The God of Minor Inconveniences

by Holden Wright

Finally, I tossed our beta fish, Sweet Baby Ray, onto the kitchen tile, a spectacular end to an argument that had swelled beyond words. I felt a cold stab of regret as the fishbowl sailed from my fingers, but backing out now would prove Gilbert right about my always going off half-cocked. He was right, but I couldn’t give him reason to gloat about it. The noise was tremendous. Water sloshed over my socks. I watched Gilbert watch Sweet Baby Ray, both of us too stubborn to do anything but let the fish flail among the magenta rocks, the broken glass. By Gilbert’s face, I could tell when it was too late.

After he left, I scooped the fish into a wine glass of tap water and did a half-assed sweep of the fishbowl pieces, though my feet found a few shards I’d missed. Sweet Baby Ray floated belly up in the glass, and my bloody feet pinked the useless fishwater. I said a quick prayer for the little creature; I only believed in God when something bad happened.

We lived in a city known for its drug rehab facilities, its hiking trails, its town square flanked by statues of long-dead racists. I worked at a café across from City Hall, eyed the statues and fountains while I mixed acai bowls and foamed lattes. Recovering addicts turned up weekly with resumes, which management fed through the shredder. Too, we got rehab dropouts who slung curses, stayed for either five minutes or two hours, and left condoms in the tip jar.

A week ago, one such burnout came to the door as I was locking it, shaved head, wooden gages, a dragon tattoo curled around his bicep. “Coffee,” he said. “Black.”

“We’re closed,” I told him.

“I’m a god you know,” he said, “and I curse you. May you frequently step in water with your socks on, may you hit more red lights than green, may fragile things slip from your fingers.” He waved his filthy fingernails over my head, securing the spell.

Since then, I’d had a red light/green light ratio of 5:1. And now, four hours after Sweet Baby Ray had become a casualty of my relationship, I tamped a double espresso and wriggled my toes in still-damp socks. I wondered what that meant.

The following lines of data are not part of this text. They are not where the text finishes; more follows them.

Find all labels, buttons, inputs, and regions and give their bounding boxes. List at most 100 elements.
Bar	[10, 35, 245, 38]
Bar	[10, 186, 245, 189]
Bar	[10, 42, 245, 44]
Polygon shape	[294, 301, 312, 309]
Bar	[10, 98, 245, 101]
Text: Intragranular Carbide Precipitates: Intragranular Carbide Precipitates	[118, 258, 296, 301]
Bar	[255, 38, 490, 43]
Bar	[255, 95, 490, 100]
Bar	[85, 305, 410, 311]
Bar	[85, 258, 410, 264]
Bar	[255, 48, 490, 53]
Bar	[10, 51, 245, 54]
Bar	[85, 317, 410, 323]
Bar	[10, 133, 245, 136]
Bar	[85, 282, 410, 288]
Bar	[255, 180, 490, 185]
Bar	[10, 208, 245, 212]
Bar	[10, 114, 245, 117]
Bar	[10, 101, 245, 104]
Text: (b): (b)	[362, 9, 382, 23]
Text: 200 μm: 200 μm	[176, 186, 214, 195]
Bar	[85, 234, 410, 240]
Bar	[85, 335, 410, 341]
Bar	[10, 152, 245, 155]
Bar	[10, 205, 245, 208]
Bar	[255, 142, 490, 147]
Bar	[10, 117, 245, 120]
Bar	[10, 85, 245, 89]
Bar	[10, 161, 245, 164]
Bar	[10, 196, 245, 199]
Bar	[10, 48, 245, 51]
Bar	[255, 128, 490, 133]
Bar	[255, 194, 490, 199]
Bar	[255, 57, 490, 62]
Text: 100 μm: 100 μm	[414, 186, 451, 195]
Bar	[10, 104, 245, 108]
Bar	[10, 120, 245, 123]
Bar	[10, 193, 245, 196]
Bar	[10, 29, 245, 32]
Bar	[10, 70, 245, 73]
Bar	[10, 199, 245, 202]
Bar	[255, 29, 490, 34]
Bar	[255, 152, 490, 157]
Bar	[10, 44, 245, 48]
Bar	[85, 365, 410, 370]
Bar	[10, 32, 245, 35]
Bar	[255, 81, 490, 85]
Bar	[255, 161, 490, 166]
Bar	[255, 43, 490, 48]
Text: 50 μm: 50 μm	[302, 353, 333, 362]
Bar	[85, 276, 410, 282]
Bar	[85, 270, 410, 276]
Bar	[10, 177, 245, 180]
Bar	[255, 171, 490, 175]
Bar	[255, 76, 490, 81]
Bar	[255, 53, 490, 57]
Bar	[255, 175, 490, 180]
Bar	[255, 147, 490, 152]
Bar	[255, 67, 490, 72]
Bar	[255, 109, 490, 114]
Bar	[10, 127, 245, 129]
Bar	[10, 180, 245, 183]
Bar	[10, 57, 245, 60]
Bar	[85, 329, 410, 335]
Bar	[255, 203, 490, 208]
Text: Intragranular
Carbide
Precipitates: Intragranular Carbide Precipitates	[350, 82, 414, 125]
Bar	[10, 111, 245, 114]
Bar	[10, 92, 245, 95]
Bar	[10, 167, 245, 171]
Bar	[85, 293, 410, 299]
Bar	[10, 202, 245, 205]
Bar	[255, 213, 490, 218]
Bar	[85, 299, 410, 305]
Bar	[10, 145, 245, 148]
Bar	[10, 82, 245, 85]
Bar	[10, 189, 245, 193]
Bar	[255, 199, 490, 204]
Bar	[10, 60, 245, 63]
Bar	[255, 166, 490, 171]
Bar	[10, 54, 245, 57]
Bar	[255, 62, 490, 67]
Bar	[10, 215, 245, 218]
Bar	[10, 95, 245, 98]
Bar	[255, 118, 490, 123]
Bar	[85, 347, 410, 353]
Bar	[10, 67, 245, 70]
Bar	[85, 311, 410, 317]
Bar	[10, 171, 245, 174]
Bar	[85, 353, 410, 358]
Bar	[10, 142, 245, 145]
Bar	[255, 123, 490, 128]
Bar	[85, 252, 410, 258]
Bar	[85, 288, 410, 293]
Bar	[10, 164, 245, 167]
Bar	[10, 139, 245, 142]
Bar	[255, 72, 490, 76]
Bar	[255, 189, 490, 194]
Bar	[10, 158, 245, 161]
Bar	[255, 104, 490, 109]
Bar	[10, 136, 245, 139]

The double espresso was for a middle-aged, salt-and-pepper type. He couldn’t figure what to do with his hands; he pinched his neat whiskers, checked his phone, rubbed palms over gray-slacked thighs. “Have you ever been in love?” he asked me. I pretended not to hear over the churning grounds. “I mean, I think I’m in love, is what I’m saying. She’s from Spain. We’ve been texting for months. Sexting even.”

I handed him his shots, figured I’d bite. “Sure,” I said. “I’ve been in love. I’m still in love, actually.” I think I believed this, though we’d grown so ferocious Gilbert left me some nights to stay at the local, sagging-roofed hotel that claimed a haunting. I asked him about ghosts once. “There’s a strange light sometimes in the window,” Gilbert told me. “Always disappears before I can get to the blinds.”

The salt-and-pepper guy shot a thumb toward the café’s glass storefront. “She might be out there right now,” he told me. “We’re supposed to meet at the fountain in ten minutes. We’ve never met in person. She came all this way.” He stared into his espresso like it held the answers.

I wondered what might have happened had I offered last week’s junkie-god the dregs of our coffeepot, if I’d taken the time to care. After closing tonight, I knew I would haunt downtown, sipping a cold brew and shining my phone’s light through hotel windows, waiting for Gilbert to appear between the curtains. Then, maybe we’d go home and see if Sweet Baby Ray had managed to right himself in the glass.

The customer drank his espresso. I tried to see his mystery woman across the street, but it was full dark now. “Jesus,” he said, and smiled at me. “Jesus. I’m scared as hell.”